In Turkey's fourth largest city, Adana, the mayoral candidate for the mainly Kurdish People's Democracy Party (HADEP), Suleyman Kilic, who is an ethnic Arab, says his party does not support NATO intervention in Kosovo and does not believe that the intervention benefits the civilian population there.

"The Serbian conflict in Kosovo, when seen in the context of the Kurdish situation in southeastern Turkey, is much less serious. NATO countries led by the United States have engaged the Serbs in warfare over the fate of Kosovo's Albanians. But the United States and other countries have ignored what has been going on in southeastern Turkey for the last 15 years."

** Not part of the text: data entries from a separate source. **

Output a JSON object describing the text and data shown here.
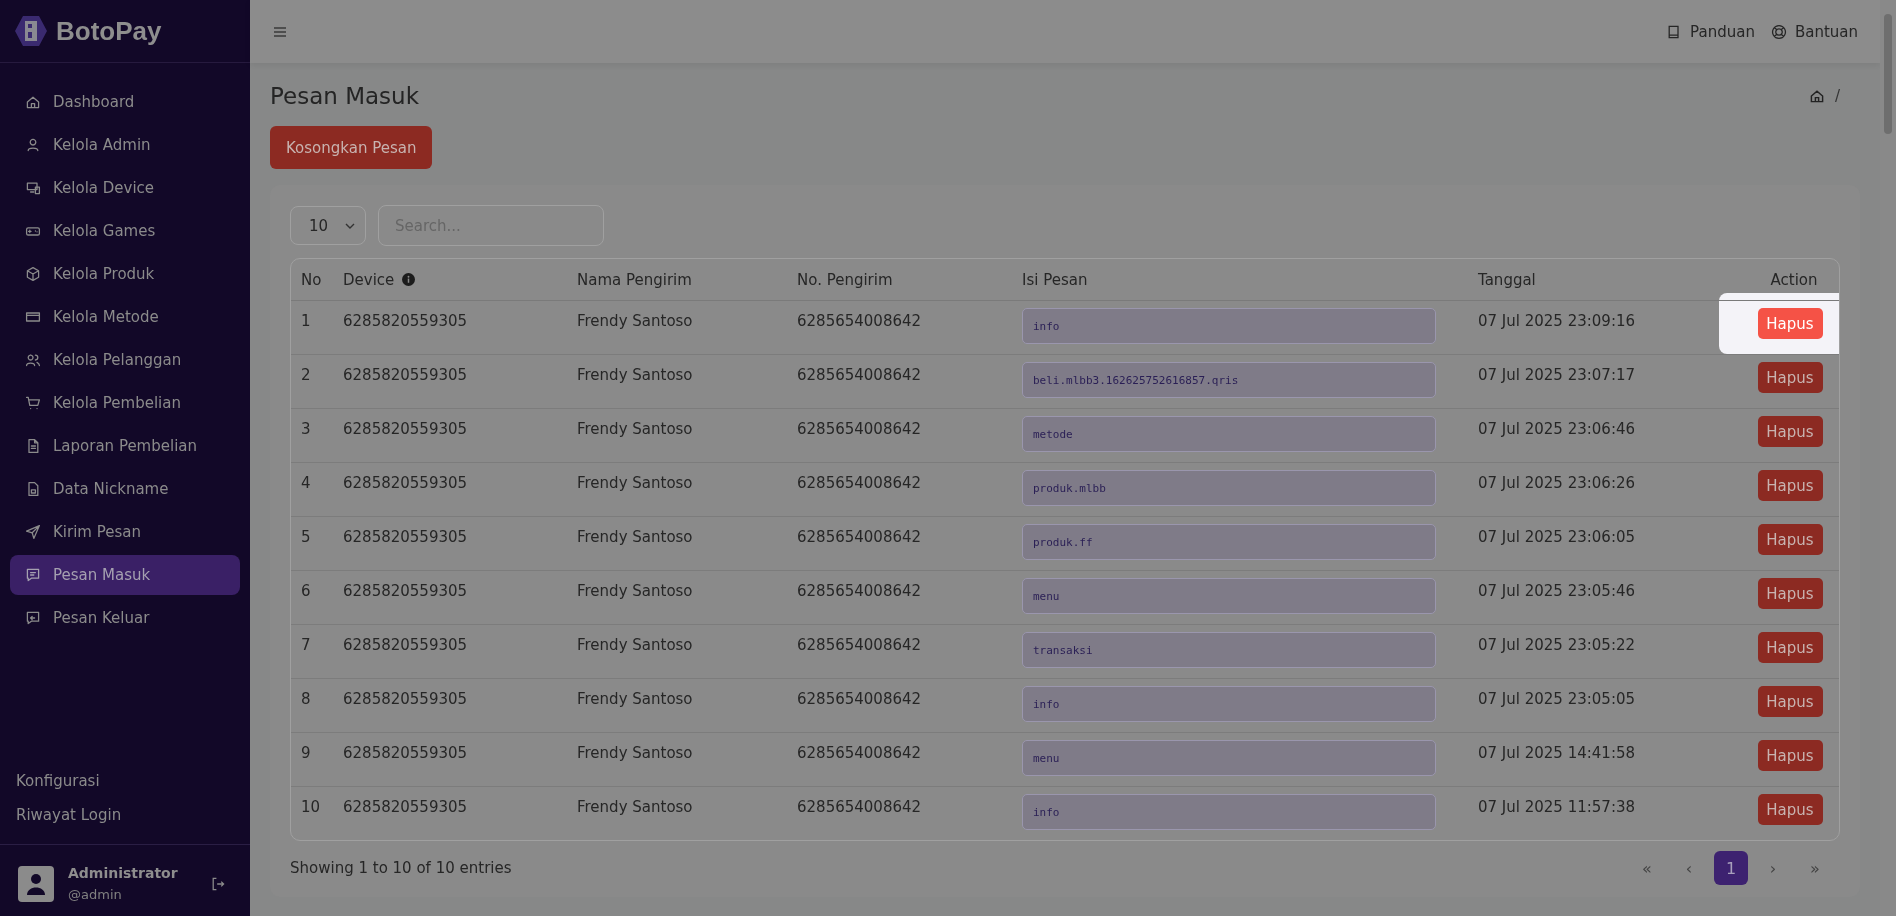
{
  "brand": "BotoPay",
  "sidebar": {
    "items": [
      {
        "label": "Dashboard",
        "selected": false
      },
      {
        "label": "Kelola Admin",
        "selected": false
      },
      {
        "label": "Kelola Device",
        "selected": false
      },
      {
        "label": "Kelola Games",
        "selected": false
      },
      {
        "label": "Kelola Produk",
        "selected": false
      },
      {
        "label": "Kelola Metode",
        "selected": false
      },
      {
        "label": "Kelola Pelanggan",
        "selected": false
      },
      {
        "label": "Kelola Pembelian",
        "selected": false
      },
      {
        "label": "Laporan Pembelian",
        "selected": false
      },
      {
        "label": "Data Nickname",
        "selected": false
      },
      {
        "label": "Kirim Pesan",
        "selected": false
      },
      {
        "label": "Pesan Masuk",
        "selected": true
      },
      {
        "label": "Pesan Keluar",
        "selected": false
      }
    ],
    "footer_links": [
      "Konfigurasi",
      "Riwayat Login"
    ],
    "user": {
      "name": "Administrator",
      "handle": "@admin"
    }
  },
  "topbar": {
    "links": [
      "Panduan",
      "Bantuan"
    ]
  },
  "page": {
    "title": "Pesan Masuk",
    "breadcrumb_separator": "/",
    "clear_button": "Kosongkan Pesan"
  },
  "table": {
    "page_size": "10",
    "search": {
      "placeholder": "Search..."
    },
    "columns": [
      "No",
      "Device",
      "Nama Pengirim",
      "No. Pengirim",
      "Isi Pesan",
      "Tanggal",
      "Action"
    ],
    "rows": [
      {
        "no": "1",
        "device": "6285820559305",
        "name": "Frendy Santoso",
        "sender": "6285654008642",
        "message": "info",
        "date": "07 Jul 2025 23:09:16",
        "action": "Hapus",
        "spotlight": true
      },
      {
        "no": "2",
        "device": "6285820559305",
        "name": "Frendy Santoso",
        "sender": "6285654008642",
        "message": "beli.mlbb3.162625752616857.qris",
        "date": "07 Jul 2025 23:07:17",
        "action": "Hapus",
        "spotlight": false
      },
      {
        "no": "3",
        "device": "6285820559305",
        "name": "Frendy Santoso",
        "sender": "6285654008642",
        "message": "metode",
        "date": "07 Jul 2025 23:06:46",
        "action": "Hapus",
        "spotlight": false
      },
      {
        "no": "4",
        "device": "6285820559305",
        "name": "Frendy Santoso",
        "sender": "6285654008642",
        "message": "produk.mlbb",
        "date": "07 Jul 2025 23:06:26",
        "action": "Hapus",
        "spotlight": false
      },
      {
        "no": "5",
        "device": "6285820559305",
        "name": "Frendy Santoso",
        "sender": "6285654008642",
        "message": "produk.ff",
        "date": "07 Jul 2025 23:06:05",
        "action": "Hapus",
        "spotlight": false
      },
      {
        "no": "6",
        "device": "6285820559305",
        "name": "Frendy Santoso",
        "sender": "6285654008642",
        "message": "menu",
        "date": "07 Jul 2025 23:05:46",
        "action": "Hapus",
        "spotlight": false
      },
      {
        "no": "7",
        "device": "6285820559305",
        "name": "Frendy Santoso",
        "sender": "6285654008642",
        "message": "transaksi",
        "date": "07 Jul 2025 23:05:22",
        "action": "Hapus",
        "spotlight": false
      },
      {
        "no": "8",
        "device": "6285820559305",
        "name": "Frendy Santoso",
        "sender": "6285654008642",
        "message": "info",
        "date": "07 Jul 2025 23:05:05",
        "action": "Hapus",
        "spotlight": false
      },
      {
        "no": "9",
        "device": "6285820559305",
        "name": "Frendy Santoso",
        "sender": "6285654008642",
        "message": "menu",
        "date": "07 Jul 2025 14:41:58",
        "action": "Hapus",
        "spotlight": false
      },
      {
        "no": "10",
        "device": "6285820559305",
        "name": "Frendy Santoso",
        "sender": "6285654008642",
        "message": "info",
        "date": "07 Jul 2025 11:57:38",
        "action": "Hapus",
        "spotlight": false
      }
    ],
    "summary": "Showing 1 to 10 of 10 entries",
    "pagination": [
      {
        "label": "«",
        "selected": false
      },
      {
        "label": "‹",
        "selected": false
      },
      {
        "label": "1",
        "selected": true
      },
      {
        "label": "›",
        "selected": false
      },
      {
        "label": "»",
        "selected": false
      }
    ]
  }
}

Kilic says his party, HADEP, in addition to not supporting the U.S. intervention in Yugoslavia, also would not want the U.S. to behave similarly towards Turkey.

"Turkey is conducting a war against the Kurds with U.S. technological assistance, including the supply of military aircraft. On the one hand, the U.S. supports the right of the Kurdish people to remain in southeastern Anatolia. But on the other hand, the United States behaves differently towards the Serb and Kosovo people. This is a great conflict showing the tendency of the United States taking one side or another depending on the state or military situation."

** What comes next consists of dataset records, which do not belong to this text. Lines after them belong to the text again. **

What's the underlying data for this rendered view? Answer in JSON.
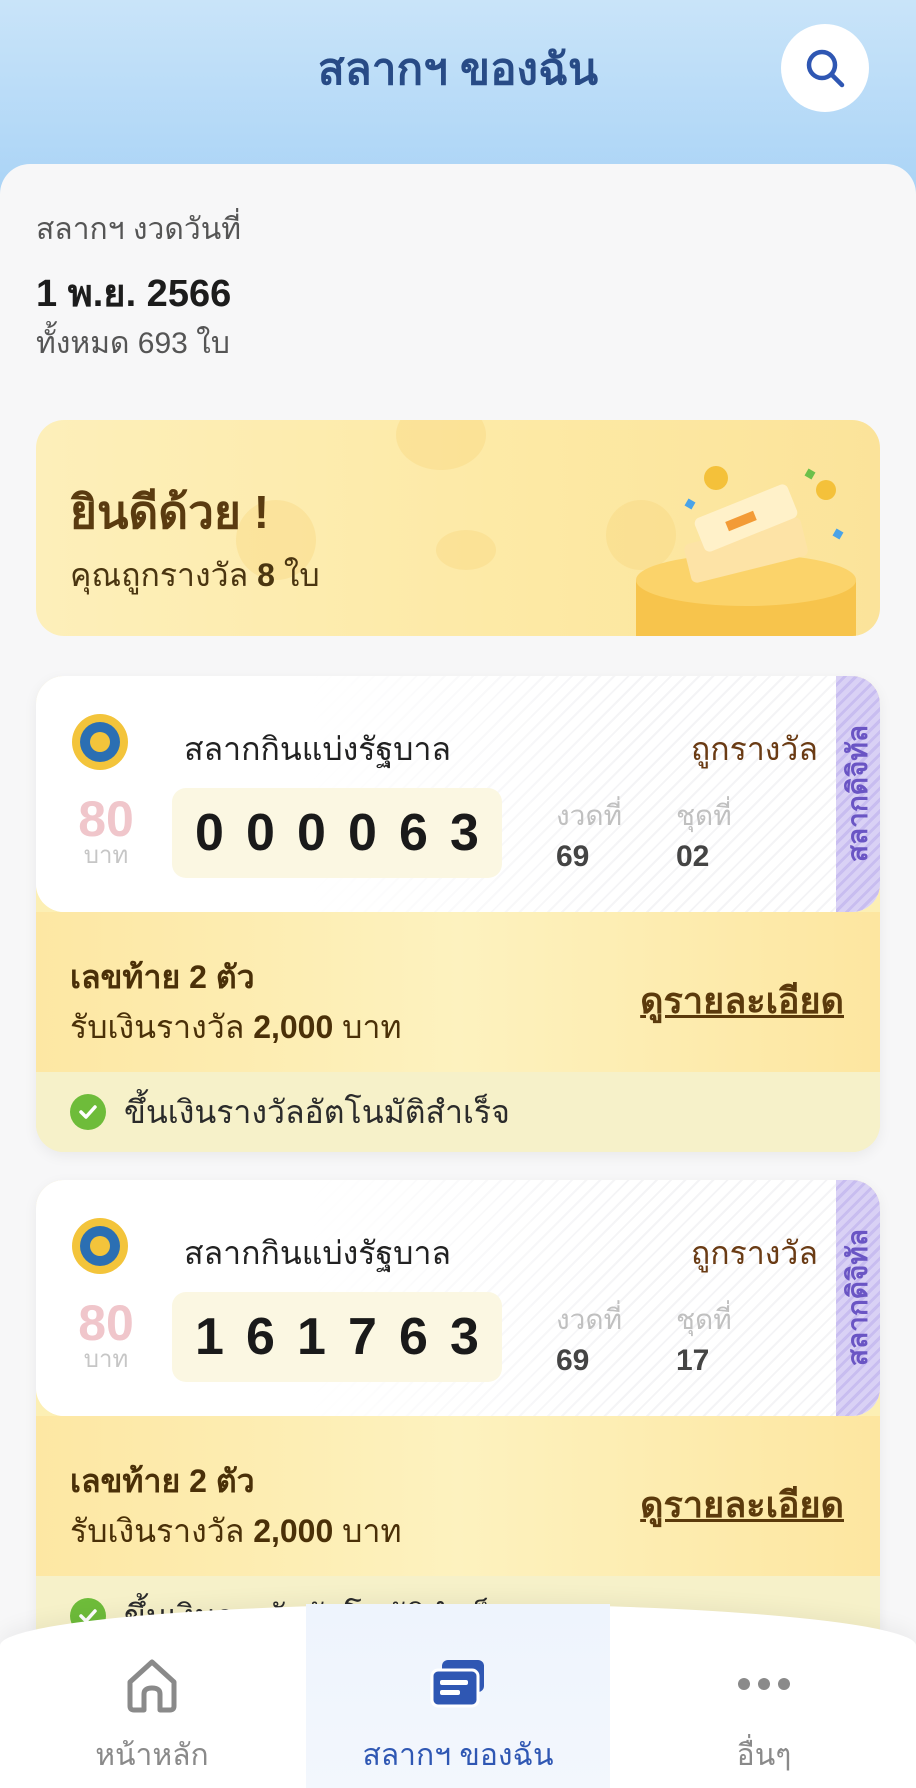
{
  "header": {
    "title": "สลากฯ ของฉัน"
  },
  "draw": {
    "label": "สลากฯ งวดวันที่",
    "date": "1 พ.ย. 2566",
    "total": "ทั้งหมด 693 ใบ"
  },
  "congrats": {
    "title": "ยินดีด้วย !",
    "sub_prefix": "คุณถูกรางวัล",
    "count": "8",
    "sub_suffix": "ใบ"
  },
  "tickets": [
    {
      "type": "สลากกินแบ่งรัฐบาล",
      "status": "ถูกรางวัล",
      "side_label": "สลากดิจิทัล",
      "price": "80",
      "price_unit": "บาท",
      "digits": [
        "0",
        "0",
        "0",
        "0",
        "6",
        "3"
      ],
      "draw_label": "งวดที่",
      "draw_value": "69",
      "set_label": "ชุดที่",
      "set_value": "02",
      "prize_title": "เลขท้าย 2 ตัว",
      "prize_prefix": "รับเงินรางวัล",
      "prize_amount": "2,000",
      "prize_unit": "บาท",
      "detail_link": "ดูรายละเอียด",
      "auto_status": "ขึ้นเงินรางวัลอัตโนมัติสำเร็จ"
    },
    {
      "type": "สลากกินแบ่งรัฐบาล",
      "status": "ถูกรางวัล",
      "side_label": "สลากดิจิทัล",
      "price": "80",
      "price_unit": "บาท",
      "digits": [
        "1",
        "6",
        "1",
        "7",
        "6",
        "3"
      ],
      "draw_label": "งวดที่",
      "draw_value": "69",
      "set_label": "ชุดที่",
      "set_value": "17",
      "prize_title": "เลขท้าย 2 ตัว",
      "prize_prefix": "รับเงินรางวัล",
      "prize_amount": "2,000",
      "prize_unit": "บาท",
      "detail_link": "ดูรายละเอียด",
      "auto_status": "ขึ้นเงินรางวัลอัตโนมัติสำเร็จ"
    }
  ],
  "nav": {
    "items": [
      {
        "label": "หน้าหลัก",
        "icon": "home-icon",
        "active": false
      },
      {
        "label": "สลากฯ ของฉัน",
        "icon": "ticket-wallet-icon",
        "active": true
      },
      {
        "label": "อื่นๆ",
        "icon": "more-icon",
        "active": false
      }
    ]
  },
  "colors": {
    "brand_blue": "#284b86",
    "active_nav": "#2f57b3",
    "gold_text": "#5b3a0c",
    "success_green": "#6ebc3a"
  }
}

In Kosovo, Kilic says, NATO sought a political solution that was in the interest of the U.S. and the EU. Now, he says, the U.S. and Europe should press Turkey on the political situation of the Kurds in order, as he puts it, "to resolve the human rights problems of the Kurdish people and enable them to determine their identity in the region."

For its part the PKK, despite being all but defeated in the southeast, has expanded its field of operations and sought civilian targets across the country, including marketplaces, stores, schools and city squares. These latest operations have killed and maimed passers-by, including foreign tourists.

The PKK has also been able to operate from bases in Syria. It is believed to be funded by the Kurdish Diaspora, by drug trafficking through southeastern Anatolia as well as by the support of Turkey's neighbors --Greece, Syria, Iraq and possibly Iran.

In contrast, the Kosovo Liberation Army (UCK) --which surfaced in 1997 as a shadowy group that launched attacks on Serbian police in the province while refraining from targeting civilians-- now rejects autonomy for the province and demands independence. Its funding has been almost solely from the Albanian Diaspora in Western Europe and North America. The UCK has refrained from targeting civilians and is now fighting for its survival.

In an interview on Albanian TV last night, UCK spokesman Jakup Krasniqi said that "from the beginning the UCK's war has had a defensive character." He said the UCK's mode of fighting is "more in the nature of guerrilla warfare." But he added that "sometimes the UCK is forced into a frontal war...to defend the civilian population." Krasniqi also claimed the UCK now "enjoys the support of the international community and NATO, and the other countries" that he says are "helping the people and their just war".

The spokesman confirmed that the Albanian Diaspora has been a key source of support for the UCK.

No single supreme leader, charismatic or otherwise, has emerged from UCK ranks to date. In contrast, the PKK is led by a charismatic figure, Ocalan, currently awaiting trial on the Imrali prison island southwest of Istanbul. Ironically, his reputation among many Turkish Kurds has only risen further as a result of his capture and detention. In the words of one Kurdish HADEP candidate, "Ocalan is our leader as long as he remains in prison."